January 12, 1981
Hamad Abu-Rabia, age 51, the first Bedouin to serve in the Knesset, is fatally shot in his car outside the Holy Land Hotel in Jerusalem in the first assassination of a member of the Knesset.
Abu-Rabia, a Negev native who attended high school in Hebron, was a tribal leader who focused on improving Bedouin education but also was criticized for being too accommodating toward the government seizure of Bedouin lands for airfields in the Negev. He was first elected to the Knesset in 1973 on the Arab List for Bedouins and Villagers and was re-elected as part of the United Arab List in 1977 and 1979.
The killing is carried out by the sons of a political rival, Jabr Muadi, a Druze who served in six of the first eight Knessets.
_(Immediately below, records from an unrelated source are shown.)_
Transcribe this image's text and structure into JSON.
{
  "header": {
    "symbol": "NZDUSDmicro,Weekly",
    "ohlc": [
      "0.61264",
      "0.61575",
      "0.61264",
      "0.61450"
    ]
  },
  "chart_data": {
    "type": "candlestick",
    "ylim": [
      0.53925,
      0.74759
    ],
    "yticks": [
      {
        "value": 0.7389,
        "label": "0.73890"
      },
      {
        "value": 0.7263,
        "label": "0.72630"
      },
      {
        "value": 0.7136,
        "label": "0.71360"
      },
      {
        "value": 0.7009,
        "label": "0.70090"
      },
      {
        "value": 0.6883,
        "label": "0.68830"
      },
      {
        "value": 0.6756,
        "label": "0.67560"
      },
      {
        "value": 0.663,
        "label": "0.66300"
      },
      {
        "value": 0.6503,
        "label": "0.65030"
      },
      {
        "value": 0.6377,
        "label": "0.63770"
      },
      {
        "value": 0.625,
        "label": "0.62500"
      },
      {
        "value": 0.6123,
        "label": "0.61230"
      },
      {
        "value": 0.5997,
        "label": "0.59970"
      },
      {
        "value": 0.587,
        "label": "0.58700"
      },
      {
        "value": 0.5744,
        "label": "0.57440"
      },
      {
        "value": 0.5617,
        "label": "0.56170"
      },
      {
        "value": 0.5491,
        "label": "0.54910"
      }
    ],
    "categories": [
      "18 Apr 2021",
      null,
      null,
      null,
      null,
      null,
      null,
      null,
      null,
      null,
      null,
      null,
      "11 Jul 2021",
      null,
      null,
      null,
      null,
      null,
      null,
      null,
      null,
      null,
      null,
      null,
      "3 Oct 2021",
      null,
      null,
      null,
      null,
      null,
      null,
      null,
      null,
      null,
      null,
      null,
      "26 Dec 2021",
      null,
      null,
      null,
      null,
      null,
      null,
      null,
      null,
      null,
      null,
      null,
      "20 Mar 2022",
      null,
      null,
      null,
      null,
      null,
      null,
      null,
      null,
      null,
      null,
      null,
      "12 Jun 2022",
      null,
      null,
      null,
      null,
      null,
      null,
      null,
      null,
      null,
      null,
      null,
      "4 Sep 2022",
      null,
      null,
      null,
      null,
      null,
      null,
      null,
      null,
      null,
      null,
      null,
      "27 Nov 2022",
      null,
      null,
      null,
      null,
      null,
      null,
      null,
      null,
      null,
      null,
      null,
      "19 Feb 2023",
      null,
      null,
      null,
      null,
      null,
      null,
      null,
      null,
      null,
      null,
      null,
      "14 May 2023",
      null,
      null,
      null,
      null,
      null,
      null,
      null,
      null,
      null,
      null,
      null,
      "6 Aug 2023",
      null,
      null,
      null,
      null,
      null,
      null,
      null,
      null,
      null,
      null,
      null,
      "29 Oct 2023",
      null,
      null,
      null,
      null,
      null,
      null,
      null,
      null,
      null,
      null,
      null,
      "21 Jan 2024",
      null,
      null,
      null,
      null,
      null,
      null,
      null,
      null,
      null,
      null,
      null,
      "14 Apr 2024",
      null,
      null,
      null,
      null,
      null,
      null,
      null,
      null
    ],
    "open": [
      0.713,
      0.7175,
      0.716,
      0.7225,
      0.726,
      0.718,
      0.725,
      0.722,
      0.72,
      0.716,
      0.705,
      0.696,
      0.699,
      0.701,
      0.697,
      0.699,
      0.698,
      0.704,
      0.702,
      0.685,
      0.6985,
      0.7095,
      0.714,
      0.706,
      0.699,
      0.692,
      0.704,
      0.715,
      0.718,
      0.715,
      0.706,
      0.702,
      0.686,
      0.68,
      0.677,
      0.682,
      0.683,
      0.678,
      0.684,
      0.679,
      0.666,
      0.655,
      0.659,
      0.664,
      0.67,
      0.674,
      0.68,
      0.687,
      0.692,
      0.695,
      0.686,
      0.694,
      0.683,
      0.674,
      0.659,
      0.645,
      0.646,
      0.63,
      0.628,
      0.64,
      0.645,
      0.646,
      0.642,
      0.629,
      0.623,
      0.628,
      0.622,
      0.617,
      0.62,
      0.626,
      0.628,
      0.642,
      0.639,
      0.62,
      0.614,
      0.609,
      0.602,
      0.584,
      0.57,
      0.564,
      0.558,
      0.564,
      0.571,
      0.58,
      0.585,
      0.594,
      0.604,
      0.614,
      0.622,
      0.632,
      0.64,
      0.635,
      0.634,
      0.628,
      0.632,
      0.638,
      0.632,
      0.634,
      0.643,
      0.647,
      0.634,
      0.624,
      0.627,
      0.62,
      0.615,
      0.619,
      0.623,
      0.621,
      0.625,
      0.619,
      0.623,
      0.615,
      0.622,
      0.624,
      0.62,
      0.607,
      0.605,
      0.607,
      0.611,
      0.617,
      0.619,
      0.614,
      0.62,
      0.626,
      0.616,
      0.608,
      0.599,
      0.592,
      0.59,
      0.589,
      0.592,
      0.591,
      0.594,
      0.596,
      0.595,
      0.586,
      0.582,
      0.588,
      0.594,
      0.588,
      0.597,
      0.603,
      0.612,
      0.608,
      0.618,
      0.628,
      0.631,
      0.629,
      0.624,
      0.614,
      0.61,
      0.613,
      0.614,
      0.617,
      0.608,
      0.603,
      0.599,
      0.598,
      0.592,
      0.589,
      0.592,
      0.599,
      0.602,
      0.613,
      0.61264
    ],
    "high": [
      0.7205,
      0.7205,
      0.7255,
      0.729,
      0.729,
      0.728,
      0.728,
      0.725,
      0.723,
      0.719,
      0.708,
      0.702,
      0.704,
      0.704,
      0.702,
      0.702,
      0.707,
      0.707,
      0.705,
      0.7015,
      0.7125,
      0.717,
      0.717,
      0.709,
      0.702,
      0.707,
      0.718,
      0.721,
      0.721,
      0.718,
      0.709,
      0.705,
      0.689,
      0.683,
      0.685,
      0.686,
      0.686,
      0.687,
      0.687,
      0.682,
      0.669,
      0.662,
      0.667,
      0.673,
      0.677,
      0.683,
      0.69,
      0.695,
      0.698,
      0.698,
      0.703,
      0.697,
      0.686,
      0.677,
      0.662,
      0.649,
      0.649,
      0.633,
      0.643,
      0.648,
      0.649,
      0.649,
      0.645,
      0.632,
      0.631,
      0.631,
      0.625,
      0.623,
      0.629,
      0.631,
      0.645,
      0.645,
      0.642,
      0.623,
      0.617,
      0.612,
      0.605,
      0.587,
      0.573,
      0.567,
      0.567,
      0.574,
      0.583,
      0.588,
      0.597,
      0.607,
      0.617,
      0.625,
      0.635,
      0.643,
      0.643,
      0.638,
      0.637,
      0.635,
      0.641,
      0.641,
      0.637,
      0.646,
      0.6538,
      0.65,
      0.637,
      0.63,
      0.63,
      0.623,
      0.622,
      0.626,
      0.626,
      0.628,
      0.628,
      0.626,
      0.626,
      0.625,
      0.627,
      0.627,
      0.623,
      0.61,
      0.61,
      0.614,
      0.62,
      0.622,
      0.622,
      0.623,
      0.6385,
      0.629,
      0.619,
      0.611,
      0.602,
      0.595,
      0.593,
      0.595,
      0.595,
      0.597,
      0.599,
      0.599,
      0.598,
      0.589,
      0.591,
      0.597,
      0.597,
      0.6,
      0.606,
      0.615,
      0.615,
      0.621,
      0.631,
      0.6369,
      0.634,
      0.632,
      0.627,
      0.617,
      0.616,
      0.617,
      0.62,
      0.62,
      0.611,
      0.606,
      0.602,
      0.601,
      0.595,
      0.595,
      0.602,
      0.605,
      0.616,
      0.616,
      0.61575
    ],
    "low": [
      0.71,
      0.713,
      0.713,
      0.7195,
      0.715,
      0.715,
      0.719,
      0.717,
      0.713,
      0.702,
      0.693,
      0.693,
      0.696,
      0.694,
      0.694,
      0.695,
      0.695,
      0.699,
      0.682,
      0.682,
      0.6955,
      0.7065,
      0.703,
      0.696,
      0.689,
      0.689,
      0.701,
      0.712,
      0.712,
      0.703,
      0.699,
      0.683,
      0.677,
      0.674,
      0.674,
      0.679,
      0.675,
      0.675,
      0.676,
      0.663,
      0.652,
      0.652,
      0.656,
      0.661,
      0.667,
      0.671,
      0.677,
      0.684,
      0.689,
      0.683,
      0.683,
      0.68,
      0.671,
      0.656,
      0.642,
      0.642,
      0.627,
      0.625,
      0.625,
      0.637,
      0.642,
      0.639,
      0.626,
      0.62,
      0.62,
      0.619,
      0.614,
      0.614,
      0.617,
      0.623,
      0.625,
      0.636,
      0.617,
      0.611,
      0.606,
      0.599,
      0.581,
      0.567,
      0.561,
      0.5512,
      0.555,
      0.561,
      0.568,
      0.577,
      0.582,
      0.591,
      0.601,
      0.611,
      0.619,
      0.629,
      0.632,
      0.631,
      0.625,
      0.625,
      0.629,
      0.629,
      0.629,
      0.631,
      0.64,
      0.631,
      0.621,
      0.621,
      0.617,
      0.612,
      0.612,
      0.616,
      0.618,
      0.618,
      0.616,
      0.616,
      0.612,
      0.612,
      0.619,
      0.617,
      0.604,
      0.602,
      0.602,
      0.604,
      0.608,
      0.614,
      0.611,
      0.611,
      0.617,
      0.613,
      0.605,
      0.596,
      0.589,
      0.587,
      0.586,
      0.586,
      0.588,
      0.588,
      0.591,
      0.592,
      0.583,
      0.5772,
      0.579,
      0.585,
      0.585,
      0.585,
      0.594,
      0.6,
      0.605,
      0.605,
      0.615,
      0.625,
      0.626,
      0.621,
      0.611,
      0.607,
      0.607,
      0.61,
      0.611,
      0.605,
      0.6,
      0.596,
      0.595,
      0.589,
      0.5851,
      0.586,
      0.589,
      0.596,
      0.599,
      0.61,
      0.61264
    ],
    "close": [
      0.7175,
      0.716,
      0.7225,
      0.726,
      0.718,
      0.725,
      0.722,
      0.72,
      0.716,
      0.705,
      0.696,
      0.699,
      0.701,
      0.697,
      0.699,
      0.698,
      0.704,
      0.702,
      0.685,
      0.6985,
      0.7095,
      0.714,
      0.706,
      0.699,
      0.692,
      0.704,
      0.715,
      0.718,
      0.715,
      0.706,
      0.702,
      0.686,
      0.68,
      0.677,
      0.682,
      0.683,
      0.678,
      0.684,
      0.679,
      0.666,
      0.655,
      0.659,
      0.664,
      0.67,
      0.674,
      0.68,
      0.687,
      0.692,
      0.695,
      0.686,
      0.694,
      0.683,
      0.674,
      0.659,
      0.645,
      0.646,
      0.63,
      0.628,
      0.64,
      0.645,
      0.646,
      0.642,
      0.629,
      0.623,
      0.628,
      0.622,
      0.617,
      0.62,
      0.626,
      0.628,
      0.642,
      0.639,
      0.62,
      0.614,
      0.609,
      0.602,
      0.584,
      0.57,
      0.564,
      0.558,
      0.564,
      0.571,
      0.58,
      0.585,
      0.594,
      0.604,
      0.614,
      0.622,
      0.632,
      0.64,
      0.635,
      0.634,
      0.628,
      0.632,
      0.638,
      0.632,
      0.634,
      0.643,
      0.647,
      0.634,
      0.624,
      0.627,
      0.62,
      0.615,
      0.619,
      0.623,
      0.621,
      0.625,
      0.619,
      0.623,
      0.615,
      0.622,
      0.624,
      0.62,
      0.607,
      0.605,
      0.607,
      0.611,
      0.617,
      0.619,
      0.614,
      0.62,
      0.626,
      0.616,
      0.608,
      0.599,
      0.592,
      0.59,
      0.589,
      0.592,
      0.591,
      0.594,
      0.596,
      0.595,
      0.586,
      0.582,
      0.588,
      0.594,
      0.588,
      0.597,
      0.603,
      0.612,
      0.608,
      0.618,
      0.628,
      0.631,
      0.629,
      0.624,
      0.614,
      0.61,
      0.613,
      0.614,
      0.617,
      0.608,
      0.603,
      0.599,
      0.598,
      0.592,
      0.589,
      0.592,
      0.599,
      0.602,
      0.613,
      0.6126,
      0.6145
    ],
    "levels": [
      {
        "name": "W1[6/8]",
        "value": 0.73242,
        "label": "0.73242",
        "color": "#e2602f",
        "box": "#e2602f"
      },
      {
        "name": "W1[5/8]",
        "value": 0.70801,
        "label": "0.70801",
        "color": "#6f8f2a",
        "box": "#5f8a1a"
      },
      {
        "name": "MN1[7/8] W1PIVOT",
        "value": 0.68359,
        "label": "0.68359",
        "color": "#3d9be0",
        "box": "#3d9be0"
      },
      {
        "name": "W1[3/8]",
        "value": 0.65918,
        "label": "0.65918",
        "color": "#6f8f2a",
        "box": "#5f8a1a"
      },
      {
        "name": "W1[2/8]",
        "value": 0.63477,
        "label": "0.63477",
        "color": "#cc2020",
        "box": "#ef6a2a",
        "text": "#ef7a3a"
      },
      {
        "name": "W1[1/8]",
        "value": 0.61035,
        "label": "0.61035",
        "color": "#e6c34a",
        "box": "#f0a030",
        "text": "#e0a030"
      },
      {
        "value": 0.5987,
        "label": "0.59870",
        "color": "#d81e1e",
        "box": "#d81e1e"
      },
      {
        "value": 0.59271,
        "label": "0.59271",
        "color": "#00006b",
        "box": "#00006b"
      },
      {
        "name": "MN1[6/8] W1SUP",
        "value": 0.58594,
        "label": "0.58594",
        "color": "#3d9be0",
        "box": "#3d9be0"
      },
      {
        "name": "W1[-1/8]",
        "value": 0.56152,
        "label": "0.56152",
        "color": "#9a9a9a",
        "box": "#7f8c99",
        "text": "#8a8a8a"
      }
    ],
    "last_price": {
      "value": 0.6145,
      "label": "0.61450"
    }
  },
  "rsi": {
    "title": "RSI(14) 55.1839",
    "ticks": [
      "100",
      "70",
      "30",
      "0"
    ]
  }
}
Abu-Rabia and Muadi are both members of the United Arab List, which won only one seat in the April 1979 Knesset election. Abu-Rabia, who received the seat as the No. 1 name on the party list, agreed to rotate the post with Muadi and one other Arab politician. But after a court ruled that rotation agreements for seats are illegal, Abu-Rabia refused to resign in favor of Muadi in 1981.
Bedouin, Druze and Jews are among the thousands who attend Abu-Rabia’s funeral in the Negev, including President Yitzhak Navon, Deputy Prime Minister Simcha Ehrlich and Knesset Speaker Yitzhak Berman. Prime Minister Menachem Begin praises Abu-Rabia as a “good man and a faithful citizen of Israel.”
Despite fears, the assassination does not spark violence between the Bedouin and Druze communities. Muadi serves the rest of Abu-Rabia’s term but never again is elected to the Knesset.